The irony is that paid signature gatherers throughout the spring and summer told registered voters the change would benefit low-income students, which is not the case, said Don Wotruba, executive director of the Michigan Association of School Boards (MASB).

MASB is part of a large and diverse coalition fighting to defeat the voucher plan, which includes MEA and AFT Michigan, education organizations such as the Michigan Association of Superintendents and Administrators and the secondary principals association, parent groups such as the Michigan Parent Teacher Association and the Michigan Parent Alliance for Safe Schools, advocacy groups such as the Michigan Education Justice Coalition and 482 Forward, and more.

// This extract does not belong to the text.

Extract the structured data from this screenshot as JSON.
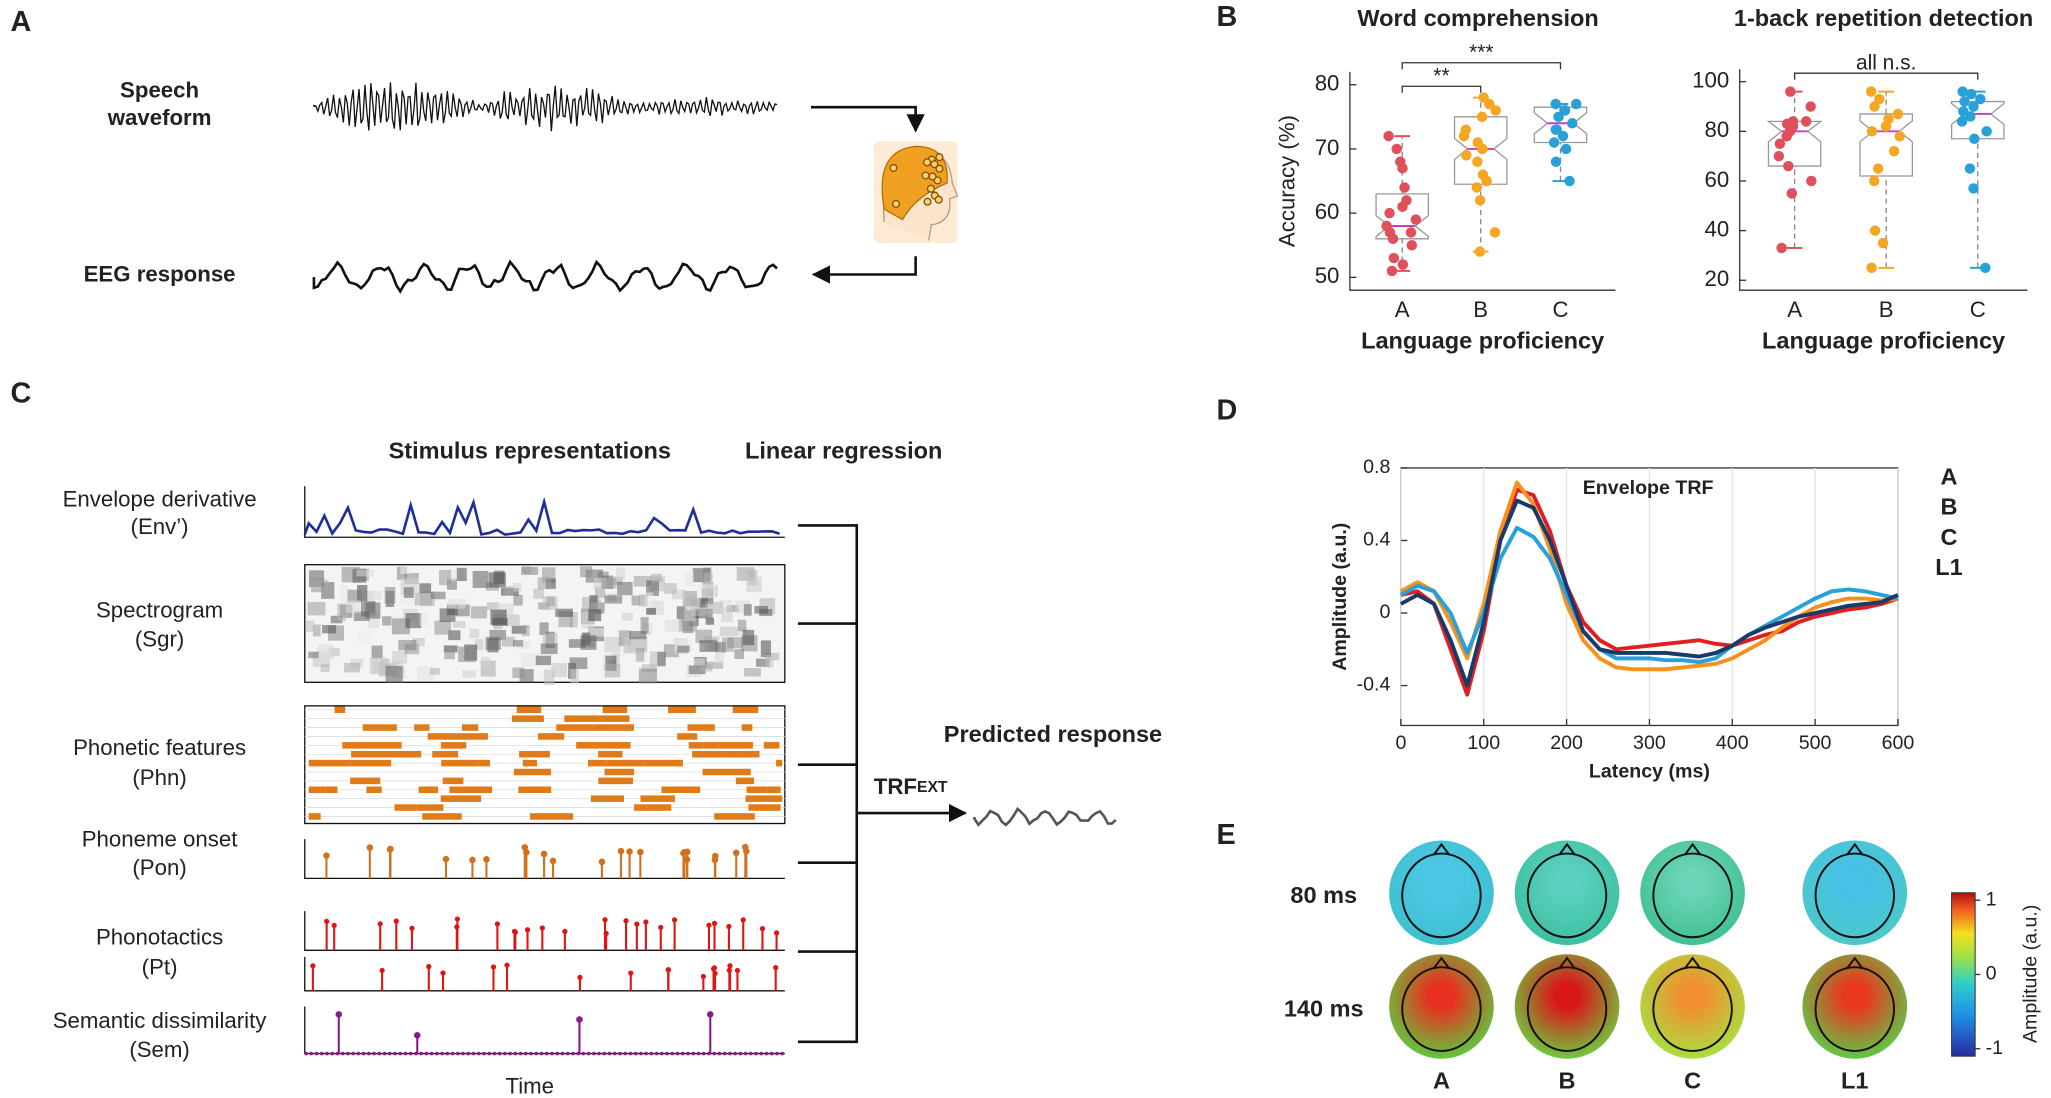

“Who will be served if this is enacted?” said Wotruba, who has worked for MASB for 25 years and remembers the campaign to defeat the DeVos voucher scheme back in 2000. “This creates a second system of publicly funded private schools. If we look at public education as a resource for everybody, as soon as you take a dollar out of that resource you diminish what’s available for everybody.

“In essence you have the vast majority of people who remain in that public system but with fewer resources,” he concluded.

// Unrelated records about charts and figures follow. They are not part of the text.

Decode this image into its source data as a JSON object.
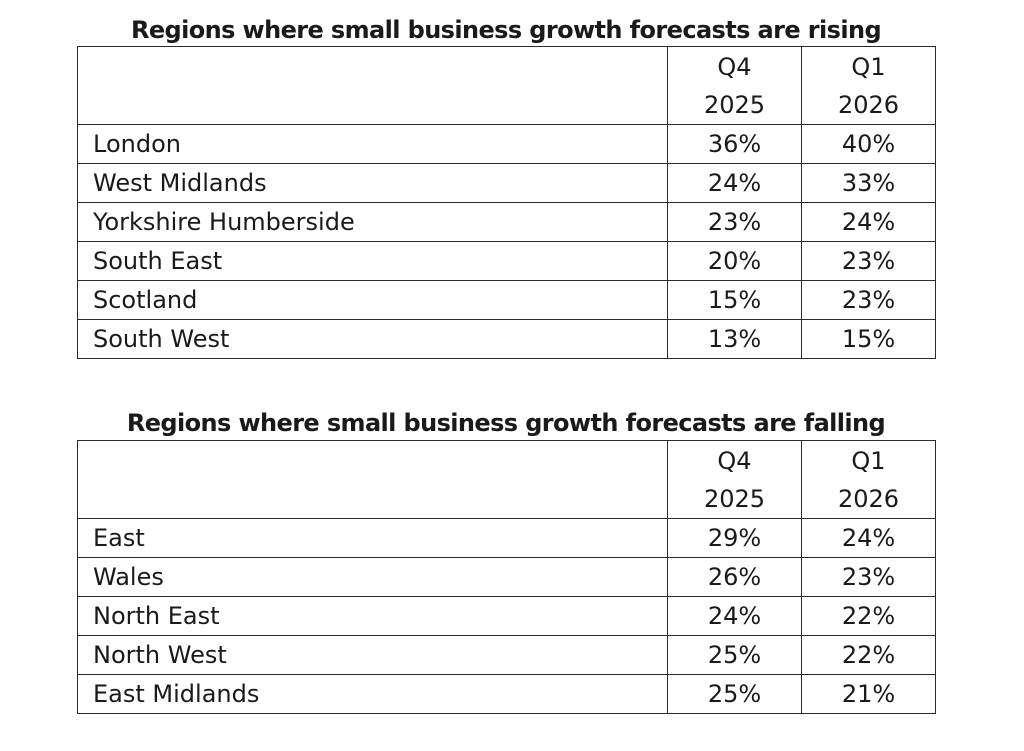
{
  "tables": [
    {
      "title": "Regions where small business growth forecasts are rising",
      "columns": [
        {
          "period": "Q4",
          "year": "2025"
        },
        {
          "period": "Q1",
          "year": "2026"
        }
      ],
      "rows": [
        {
          "region": "London",
          "q4_2025": "36%",
          "q1_2026": "40%"
        },
        {
          "region": "West Midlands",
          "q4_2025": "24%",
          "q1_2026": "33%"
        },
        {
          "region": "Yorkshire Humberside",
          "q4_2025": "23%",
          "q1_2026": "24%"
        },
        {
          "region": "South East",
          "q4_2025": "20%",
          "q1_2026": "23%"
        },
        {
          "region": "Scotland",
          "q4_2025": "15%",
          "q1_2026": "23%"
        },
        {
          "region": "South West",
          "q4_2025": "13%",
          "q1_2026": "15%"
        }
      ]
    },
    {
      "title": "Regions where small business growth forecasts are falling",
      "columns": [
        {
          "period": "Q4",
          "year": "2025"
        },
        {
          "period": "Q1",
          "year": "2026"
        }
      ],
      "rows": [
        {
          "region": "East",
          "q4_2025": "29%",
          "q1_2026": "24%"
        },
        {
          "region": "Wales",
          "q4_2025": "26%",
          "q1_2026": "23%"
        },
        {
          "region": "North East",
          "q4_2025": "24%",
          "q1_2026": "22%"
        },
        {
          "region": "North West",
          "q4_2025": "25%",
          "q1_2026": "22%"
        },
        {
          "region": "East Midlands",
          "q4_2025": "25%",
          "q1_2026": "21%"
        }
      ]
    }
  ]
}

When Gov. Gretchen Whitmer vetoed a similar plan passed by the Republican-controlled Legislature last year, she echoed Wotruba’s assessment. “Simply put, our schools cannot provide the high-quality education our kids deserve if we turn private schools into tax shelters for the wealthy,” the governor told reporters after vetoing the measure.

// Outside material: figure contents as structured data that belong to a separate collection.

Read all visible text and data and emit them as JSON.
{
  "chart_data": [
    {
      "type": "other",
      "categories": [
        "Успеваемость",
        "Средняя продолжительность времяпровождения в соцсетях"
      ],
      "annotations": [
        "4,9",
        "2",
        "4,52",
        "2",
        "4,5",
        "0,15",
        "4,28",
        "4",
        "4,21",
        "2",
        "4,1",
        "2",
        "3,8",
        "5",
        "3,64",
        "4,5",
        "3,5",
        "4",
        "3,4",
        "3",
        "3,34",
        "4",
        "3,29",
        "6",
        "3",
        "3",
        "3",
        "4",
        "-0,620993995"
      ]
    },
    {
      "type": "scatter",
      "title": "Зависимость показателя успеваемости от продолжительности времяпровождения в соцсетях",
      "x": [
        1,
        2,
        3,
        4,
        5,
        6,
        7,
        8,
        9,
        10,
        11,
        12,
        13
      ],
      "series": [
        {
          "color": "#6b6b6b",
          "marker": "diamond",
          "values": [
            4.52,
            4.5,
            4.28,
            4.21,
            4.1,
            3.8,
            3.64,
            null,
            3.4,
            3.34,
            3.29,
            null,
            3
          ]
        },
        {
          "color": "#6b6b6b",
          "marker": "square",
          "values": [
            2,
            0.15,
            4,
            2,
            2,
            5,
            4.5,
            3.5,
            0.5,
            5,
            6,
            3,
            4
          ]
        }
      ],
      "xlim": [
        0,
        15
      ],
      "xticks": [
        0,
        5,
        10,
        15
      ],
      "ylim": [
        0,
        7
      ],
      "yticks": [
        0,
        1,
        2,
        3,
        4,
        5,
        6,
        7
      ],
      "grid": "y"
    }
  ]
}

The measure goes against the Michigan Constitution, which forbids public money from going to private institutions, but beyond that most people wouldn’t even be able to use the tuition tax credit anyway, Wotruba said.

Families of modest means couldn’t afford to make up the difference between the tax credit and actual tuition, and folks who live in rural areas wouldn’t have private school options nearby, “so all we’ve done is create a tax break for somebody to send their kids to private school that was already doing so.”

For certain the state education budget would shrink in response to the lost revenue, Wotruba said, adding other public services, such as police and fire, could also face cuts.

Even though such a large number of school, parent and education advocacy groups have banded together to fight against the DeVos voucher plan, the backdoor method of pushing it through the Legislature creates an uneven playing field.

“A big problem with this proposal is that it bypasses voters, so there’s not a lot of media attention focused on it like there would be with a ballot proposal,” he said. “That means all of us need to do the work to raise awareness.”